Knowing it was likely unnecessary, when I arrived home we put water, a little food, and toilet paper in the car, in case of a quick exit, and the car remained outside the garage, to avoid dent by falling camp chair. After that we goofed through a bit of housework, until Porter figured it was high time we had French onion soup, and began setting out pans and chopping onions, singing Nessun Dorma from Turandot, nailing that spinetingling high note from the core of his soul. For him a B4, or B in the fourth octave, is a victory won from enormous effort. He couldn’t stop smiling, until forty-five minutes later when we had an aftershock of 4.6. Porter turned off the gas burner and yelped, “Should we go!?!”
“We’re okay,” I said.
It turns out that naked or clothed, having your house shake around you is rather unsettling because things that should be rock solid prove themselves to be just as fluid as anything else, given the right pressure. The weird thing is that the bathroom where I was showering during the 5.7, and the couch where I was sitting for the 4.6 have taken on a weirdness I didn’t expect. I’ve been avoiding that bathroom all day because a chunk of brain somewhere behind my left eyeball sort of kind of thinks that if I go in there it’ll start shaking again. It’s not rational, but my mind gives it the force of reality, and I need to figure it out before tonight because that bathroom is attached to my bedroom, and I’m not keen to go flagging out to the guest bath in the middle of the night.
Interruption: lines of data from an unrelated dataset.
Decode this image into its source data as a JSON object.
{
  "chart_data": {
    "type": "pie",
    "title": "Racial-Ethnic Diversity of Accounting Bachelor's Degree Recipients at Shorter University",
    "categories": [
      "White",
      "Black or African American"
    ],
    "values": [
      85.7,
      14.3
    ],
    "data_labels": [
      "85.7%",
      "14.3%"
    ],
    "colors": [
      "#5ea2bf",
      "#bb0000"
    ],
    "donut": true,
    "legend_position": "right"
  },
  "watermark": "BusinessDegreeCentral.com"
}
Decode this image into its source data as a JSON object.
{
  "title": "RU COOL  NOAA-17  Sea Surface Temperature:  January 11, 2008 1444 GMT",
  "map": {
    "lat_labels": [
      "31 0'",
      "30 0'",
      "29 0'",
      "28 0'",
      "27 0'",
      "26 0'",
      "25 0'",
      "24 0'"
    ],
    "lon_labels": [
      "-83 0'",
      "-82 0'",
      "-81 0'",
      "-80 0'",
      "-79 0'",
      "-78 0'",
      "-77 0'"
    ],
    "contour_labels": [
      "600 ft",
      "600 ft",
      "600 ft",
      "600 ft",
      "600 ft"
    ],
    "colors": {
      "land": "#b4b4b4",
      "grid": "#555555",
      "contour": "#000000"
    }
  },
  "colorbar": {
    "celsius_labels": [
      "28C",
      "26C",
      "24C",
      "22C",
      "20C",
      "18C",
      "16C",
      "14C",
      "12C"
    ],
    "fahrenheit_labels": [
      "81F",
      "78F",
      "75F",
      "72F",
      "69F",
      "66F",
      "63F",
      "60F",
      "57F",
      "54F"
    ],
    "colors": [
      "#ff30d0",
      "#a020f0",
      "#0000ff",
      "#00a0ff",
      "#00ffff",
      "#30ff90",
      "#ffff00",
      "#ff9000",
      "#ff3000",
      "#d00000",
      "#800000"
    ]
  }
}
The honest truth is actually a little worse. We’re a no shoes house, but it took me some time to take mine off, in case we had to run. Even then I had them right beside the door, requiring a guess at which door or window might be our escape hatch. I took comfort because my slippers have rubber soles, so they might serve in a pinch. Worse still will be the moment when I can no longer put off going to bed, and must face getting undressed for the night, my rational and irrational duking it out in a war for supremacy.
For the kids and I the best way to face down our fears seemed to involve congregating in my bedroom and talking about this and that. It wasn’t planned, I was just in there doing some things, and first Abby came in and plopped down, then Porter headed in, holding a timer to make sure his soup didn’t simmer too long. The conversation twisted and curled around itself, nothing deep or of great import. Eventually, Abby drifted out, and then Porter got up too, but he delayed his exit, fiddling with the chain dangling from the ceiling fan.
“I’m really happy,” he said, smiling without a trace of irony. “My adrenalin is coming down, and I hit that B4. Everything is good . . . I mean, except for the earthquakes and corona.”
I know what is happening outside my door. We can expect many more aftershocks, my job and others’ will likely vanish, and coronavirus is stalking us all with claws both long and short. But today, 18 March 2020, I was naked in an earthquake, Abby is happily watching Hermitcraft videos, and Porter is playing the piano. We have French onion soup, and I’ve been making brownies with walnuts and chocolate chips so our house smells delicious. I guess I can live with half an apocalypse.